1. Certificate of export sales of medical device products:
The sales license of medical device products is approved by the food and drug supervision and administration department, and is aimed at medical device export trading enterprises. The materials required for handling such certificates are probably: a copy of the business license of the enterprise, a registration form of the export sales certificate of medical device products, a copy of the registration certificate of medical device products, a copy of the production license of medical devices, and a letter of commitment on the authenticity of materials.

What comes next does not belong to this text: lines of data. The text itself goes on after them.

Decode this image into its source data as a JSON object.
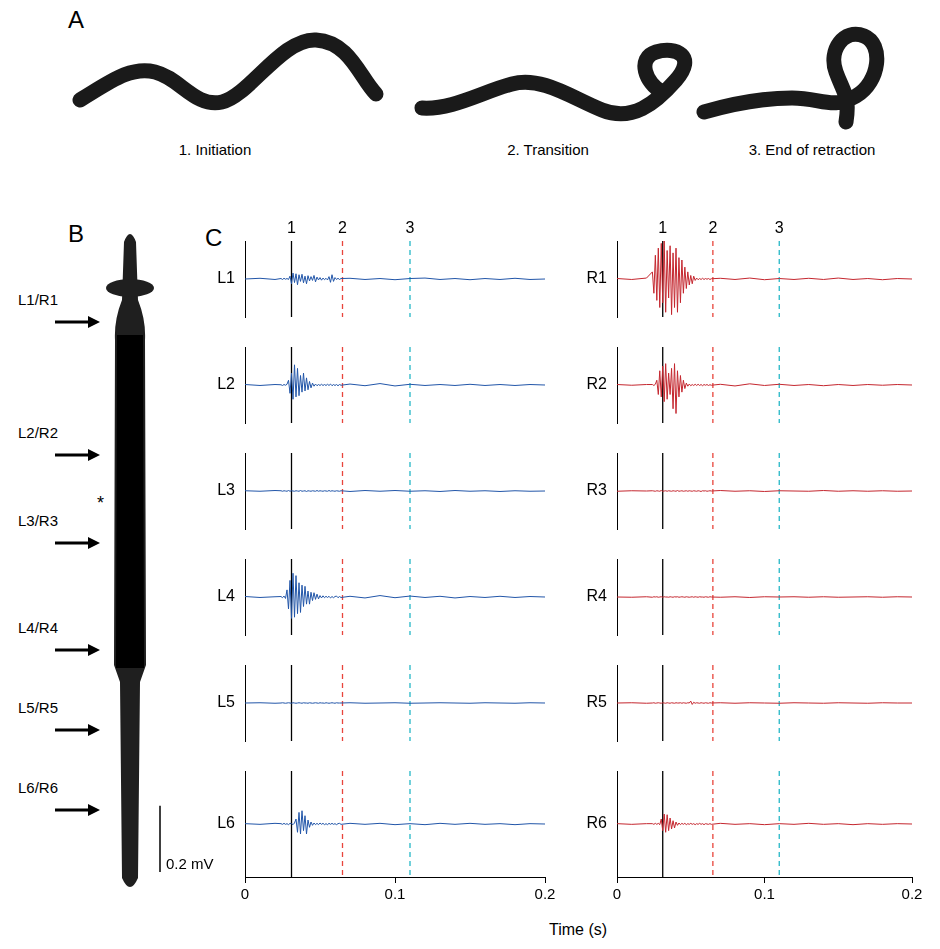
{
  "panel_a": {
    "label": "A",
    "stages": [
      "1. Initiation",
      "2. Transition",
      "3. End of retraction"
    ]
  },
  "panel_b": {
    "label": "B",
    "sites": [
      "L1/R1",
      "L2/R2",
      "L3/R3",
      "L4/R4",
      "L5/R5",
      "L6/R6"
    ],
    "asterisk": "*"
  },
  "chart_data": {
    "type": "line",
    "panel_label": "C",
    "x_label": "Time (s)",
    "xlim": [
      0,
      0.2
    ],
    "xticks": [
      0,
      0.1,
      0.2
    ],
    "ylim": [
      -0.16,
      0.16
    ],
    "tick_labels": "x",
    "grid": false,
    "scale_bar": {
      "value": 0.2,
      "label": "0.2 mV"
    },
    "events": [
      {
        "name": "1",
        "x": 0.031,
        "color": "#000000",
        "line_style": "solid"
      },
      {
        "name": "2",
        "x": 0.065,
        "color": "#e8453c",
        "line_style": "dashed"
      },
      {
        "name": "3",
        "x": 0.11,
        "color": "#26b7c7",
        "line_style": "dashed"
      }
    ],
    "x": [
      0,
      0.01,
      0.02,
      0.024,
      0.025,
      0.026,
      0.027,
      0.028,
      0.029,
      0.03,
      0.031,
      0.032,
      0.033,
      0.034,
      0.035,
      0.036,
      0.037,
      0.038,
      0.039,
      0.04,
      0.041,
      0.042,
      0.043,
      0.044,
      0.045,
      0.046,
      0.047,
      0.048,
      0.049,
      0.05,
      0.051,
      0.052,
      0.053,
      0.054,
      0.055,
      0.056,
      0.057,
      0.058,
      0.059,
      0.06,
      0.061,
      0.062,
      0.063,
      0.064,
      0.07,
      0.08,
      0.09,
      0.1,
      0.11,
      0.12,
      0.13,
      0.14,
      0.15,
      0.16,
      0.17,
      0.18,
      0.19,
      0.2
    ],
    "columns": [
      {
        "series": [
          {
            "name": "L1",
            "color": "#2155a8",
            "values": [
              0,
              0.003,
              -0.002,
              0.002,
              -0.002,
              0.003,
              -0.001,
              0.002,
              -0.002,
              0.012,
              -0.02,
              0.025,
              -0.015,
              0.022,
              -0.024,
              0.018,
              -0.01,
              0.02,
              -0.016,
              0.012,
              -0.02,
              0.014,
              -0.008,
              0.01,
              -0.006,
              0.015,
              -0.012,
              0.008,
              -0.004,
              0.006,
              -0.005,
              0.004,
              -0.003,
              0.003,
              -0.004,
              0.01,
              -0.014,
              0.018,
              -0.01,
              0.006,
              -0.002,
              0.003,
              -0.002,
              0.002,
              0.003,
              -0.002,
              0.002,
              -0.003,
              0.002,
              0.004,
              -0.002,
              0.002,
              -0.003,
              0.002,
              -0.002,
              0.003,
              -0.002,
              0
            ]
          },
          {
            "name": "L2",
            "color": "#2155a8",
            "values": [
              0.002,
              -0.002,
              0.002,
              0.001,
              -0.002,
              0.002,
              -0.001,
              0.003,
              0.02,
              -0.035,
              0.05,
              -0.06,
              0.085,
              -0.05,
              0.07,
              -0.045,
              0.04,
              -0.03,
              0.05,
              -0.025,
              0.03,
              -0.02,
              0.015,
              -0.012,
              0.008,
              -0.005,
              0.004,
              -0.003,
              0.002,
              -0.002,
              0.003,
              -0.002,
              0.002,
              -0.002,
              0.003,
              -0.002,
              0.004,
              -0.003,
              0.002,
              -0.002,
              0.002,
              -0.003,
              0.002,
              -0.001,
              0.004,
              -0.003,
              0.006,
              -0.004,
              0.003,
              -0.002,
              0.002,
              -0.002,
              0.003,
              -0.002,
              0.002,
              -0.002,
              0.002,
              0
            ]
          },
          {
            "name": "L3",
            "color": "#2155a8",
            "values": [
              0.001,
              -0.001,
              0.002,
              0.001,
              -0.001,
              0.001,
              0,
              -0.001,
              0.002,
              -0.001,
              0.001,
              0,
              -0.001,
              0.001,
              0,
              -0.001,
              0.002,
              -0.001,
              0,
              0.001,
              -0.002,
              0.001,
              0,
              -0.001,
              0.001,
              0,
              -0.001,
              0.002,
              -0.001,
              0.001,
              0,
              -0.001,
              0.001,
              0,
              -0.001,
              0.002,
              -0.001,
              0.001,
              0,
              -0.001,
              0.001,
              0,
              -0.001,
              0.001,
              -0.002,
              0.002,
              -0.001,
              0.002,
              -0.001,
              0.001,
              -0.002,
              0.002,
              -0.001,
              0.001,
              -0.002,
              0.001,
              -0.001,
              0
            ]
          },
          {
            "name": "L4",
            "color": "#2155a8",
            "values": [
              0.002,
              -0.002,
              0.001,
              0.002,
              -0.003,
              0.004,
              -0.006,
              0.03,
              -0.05,
              0.07,
              -0.09,
              0.1,
              -0.085,
              0.09,
              -0.07,
              0.06,
              -0.065,
              0.05,
              -0.04,
              0.045,
              -0.03,
              0.025,
              -0.03,
              0.02,
              -0.015,
              0.018,
              -0.01,
              0.012,
              -0.008,
              0.006,
              -0.004,
              0.005,
              -0.003,
              0.003,
              -0.002,
              0.003,
              -0.004,
              0.002,
              -0.003,
              0.002,
              0.004,
              -0.003,
              0.002,
              -0.002,
              0.003,
              -0.004,
              0.006,
              -0.003,
              0.004,
              -0.002,
              0.003,
              -0.004,
              0.002,
              -0.002,
              0.003,
              -0.002,
              0.002,
              0
            ]
          },
          {
            "name": "L5",
            "color": "#2155a8",
            "values": [
              0,
              0.001,
              -0.001,
              0,
              0.001,
              0,
              -0.001,
              0,
              0.001,
              0,
              -0.001,
              0.001,
              0,
              -0.001,
              0,
              0.001,
              0,
              -0.001,
              0.001,
              0,
              0,
              -0.001,
              0.001,
              0,
              -0.001,
              0,
              0.001,
              0,
              -0.001,
              0.001,
              0,
              0,
              -0.001,
              0.001,
              0,
              -0.001,
              0,
              0.001,
              0,
              -0.001,
              0.001,
              0,
              0,
              0,
              0.001,
              -0.001,
              0,
              0.001,
              -0.001,
              0,
              0.001,
              0,
              -0.001,
              0.001,
              0,
              -0.001,
              0.001,
              0
            ]
          },
          {
            "name": "L6",
            "color": "#2155a8",
            "values": [
              0.001,
              -0.001,
              0.002,
              0.001,
              -0.001,
              0.002,
              -0.001,
              0.001,
              -0.002,
              0.002,
              0.001,
              -0.002,
              0.003,
              0.015,
              -0.025,
              0.035,
              -0.03,
              0.04,
              -0.02,
              0.025,
              -0.03,
              0.012,
              -0.01,
              0.006,
              -0.004,
              0.003,
              -0.002,
              0.002,
              -0.002,
              0.003,
              -0.001,
              0.002,
              -0.002,
              0.001,
              -0.002,
              0.002,
              -0.001,
              0.002,
              -0.001,
              0.001,
              -0.002,
              0.001,
              0.002,
              -0.001,
              0.002,
              -0.001,
              0.002,
              -0.002,
              0.001,
              -0.002,
              0.002,
              -0.001,
              0.002,
              -0.001,
              0.001,
              -0.002,
              0.001,
              0
            ]
          }
        ]
      },
      {
        "series": [
          {
            "name": "R1",
            "color": "#c4262e",
            "values": [
              0.002,
              -0.002,
              0.004,
              0.03,
              -0.06,
              0.1,
              -0.09,
              0.13,
              -0.12,
              0.15,
              -0.1,
              0.16,
              -0.14,
              0.12,
              -0.08,
              0.14,
              -0.15,
              0.11,
              -0.12,
              0.13,
              -0.14,
              0.09,
              -0.1,
              0.08,
              -0.06,
              0.05,
              -0.04,
              0.03,
              -0.025,
              0.015,
              -0.02,
              0.012,
              -0.006,
              0.004,
              -0.003,
              0.002,
              -0.002,
              0.003,
              -0.002,
              0.002,
              -0.001,
              0.002,
              -0.002,
              0.001,
              0.003,
              -0.002,
              0.004,
              -0.003,
              0.002,
              -0.002,
              0.003,
              -0.002,
              0.004,
              -0.002,
              0.002,
              -0.003,
              0.002,
              0
            ]
          },
          {
            "name": "R2",
            "color": "#c4262e",
            "values": [
              0.002,
              -0.001,
              0.002,
              0.002,
              -0.002,
              0.003,
              0.02,
              -0.04,
              0.06,
              -0.05,
              0.08,
              -0.07,
              0.09,
              -0.06,
              0.05,
              -0.04,
              0.07,
              -0.1,
              0.09,
              -0.12,
              0.06,
              -0.05,
              0.04,
              -0.03,
              0.02,
              -0.015,
              0.008,
              -0.005,
              0.004,
              -0.003,
              0.002,
              -0.002,
              0.003,
              -0.002,
              0.003,
              -0.002,
              0.002,
              -0.003,
              0.002,
              -0.001,
              0.002,
              -0.002,
              0.001,
              -0.001,
              0.003,
              -0.004,
              0.005,
              -0.002,
              0.003,
              -0.002,
              0.002,
              -0.003,
              0.002,
              -0.002,
              0.002,
              -0.001,
              0.002,
              0
            ]
          },
          {
            "name": "R3",
            "color": "#c4262e",
            "values": [
              -0.001,
              0.001,
              0,
              0.001,
              0,
              -0.001,
              0.001,
              0,
              -0.001,
              0.002,
              -0.001,
              0,
              0.001,
              -0.001,
              0.001,
              0,
              -0.001,
              0.001,
              0,
              -0.001,
              0.002,
              -0.001,
              0,
              0.001,
              -0.001,
              0,
              0.001,
              -0.001,
              0.001,
              0,
              -0.001,
              0.001,
              0,
              -0.001,
              0.001,
              0,
              -0.002,
              0.001,
              0,
              0.001,
              -0.001,
              0,
              0.001,
              0,
              0.002,
              -0.001,
              0.001,
              -0.002,
              0.001,
              0,
              -0.001,
              0.002,
              -0.001,
              0.001,
              -0.001,
              0.001,
              -0.001,
              0
            ]
          },
          {
            "name": "R4",
            "color": "#c4262e",
            "values": [
              0,
              -0.001,
              0.001,
              -0.001,
              0.001,
              0,
              0.001,
              -0.001,
              0,
              0.001,
              -0.001,
              0.001,
              0,
              0,
              -0.001,
              0.001,
              0,
              -0.001,
              0.001,
              0,
              0.001,
              -0.001,
              0,
              0.001,
              0,
              -0.001,
              0.001,
              0,
              -0.001,
              0,
              0.001,
              -0.001,
              0.001,
              0,
              -0.001,
              0.001,
              0,
              0,
              -0.001,
              0.001,
              0,
              -0.001,
              0.001,
              0,
              -0.001,
              0.001,
              -0.002,
              0.001,
              0,
              0.001,
              -0.001,
              0.001,
              -0.001,
              0,
              0.001,
              -0.001,
              0.001,
              0
            ]
          },
          {
            "name": "R5",
            "color": "#c4262e",
            "values": [
              0,
              0.001,
              -0.001,
              0,
              0.001,
              -0.001,
              0,
              0.001,
              0,
              -0.001,
              0.001,
              0,
              -0.001,
              0.001,
              0,
              -0.001,
              0.001,
              0,
              -0.001,
              0.001,
              0,
              0,
              0.001,
              -0.001,
              0.001,
              0,
              -0.001,
              0.001,
              0,
              0.008,
              -0.006,
              0.003,
              -0.001,
              0.001,
              0,
              -0.001,
              0.001,
              0,
              -0.001,
              0.001,
              0,
              -0.001,
              0.001,
              0,
              0.001,
              -0.001,
              0.001,
              0,
              -0.001,
              0.001,
              0,
              -0.001,
              0.001,
              0,
              -0.001,
              0.001,
              0,
              0
            ]
          },
          {
            "name": "R6",
            "color": "#c4262e",
            "values": [
              0.001,
              -0.001,
              0.001,
              0.001,
              -0.001,
              0.002,
              -0.001,
              0.002,
              -0.002,
              0.015,
              -0.02,
              0.03,
              -0.025,
              0.028,
              -0.02,
              0.018,
              -0.015,
              0.01,
              -0.012,
              0.006,
              -0.004,
              0.003,
              -0.002,
              0.002,
              -0.001,
              0.002,
              -0.002,
              0.001,
              -0.001,
              0.002,
              -0.001,
              0.001,
              -0.002,
              0.001,
              -0.001,
              0.002,
              -0.001,
              0.001,
              -0.002,
              0.001,
              0,
              -0.001,
              0.001,
              -0.001,
              0.002,
              -0.001,
              0.001,
              -0.002,
              0.001,
              -0.001,
              0.002,
              -0.001,
              0.001,
              -0.002,
              0.001,
              -0.001,
              0.001,
              0
            ]
          }
        ]
      }
    ]
  }
}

2, the corresponding enterprise or production qualification:
Enterprises that develop and operate Class II medical devices need to apply for the business record of Class II medical device companies, and Class III medical devices need to apply for business licenses. In order to improve the export of production technology enterprises, it is necessary to apply for the corresponding medical device registration certificate and production license according to the types of medical devices in China, which is a necessary prerequisite for handling the sales of major export commodities of medical device products.
3. Right to operate import and export:
The right to operate import and export refers to the qualification of import and export enterprises to carry out import and export business. Enterprises applying for the right to operate import and export can engage in import and export business only after being approved by the Municipal Bureau of Commerce, Inspection and Quarantine Bureau, electronic port, urban customs and other relevant departments and obtaining various certificates recognized by the above departments.
Legal basis:
Measures for the Administration of Registration and Filing of Medical Devices Article 3 The registration of medical devices refers to the activities in which an applicant for registration of medical devices (hereinafter referred to as the applicant) submits an application for registration of medical devices in accordance with legal procedures and requirements, and the pharmaceutical supervisory and administrative department reviews its safety, effectiveness and quality controllability on the basis of scientific cognition according to laws and regulations, and decides whether to approve its application.
Medical device filing refers to the activities that medical device filers (hereinafter referred to as filers) submit filing materials to the pharmaceutical supervisory and administrative departments in accordance with legal procedures and requirements, and the pharmaceutical supervisory and administrative departments file the submitted filing materials for future reference.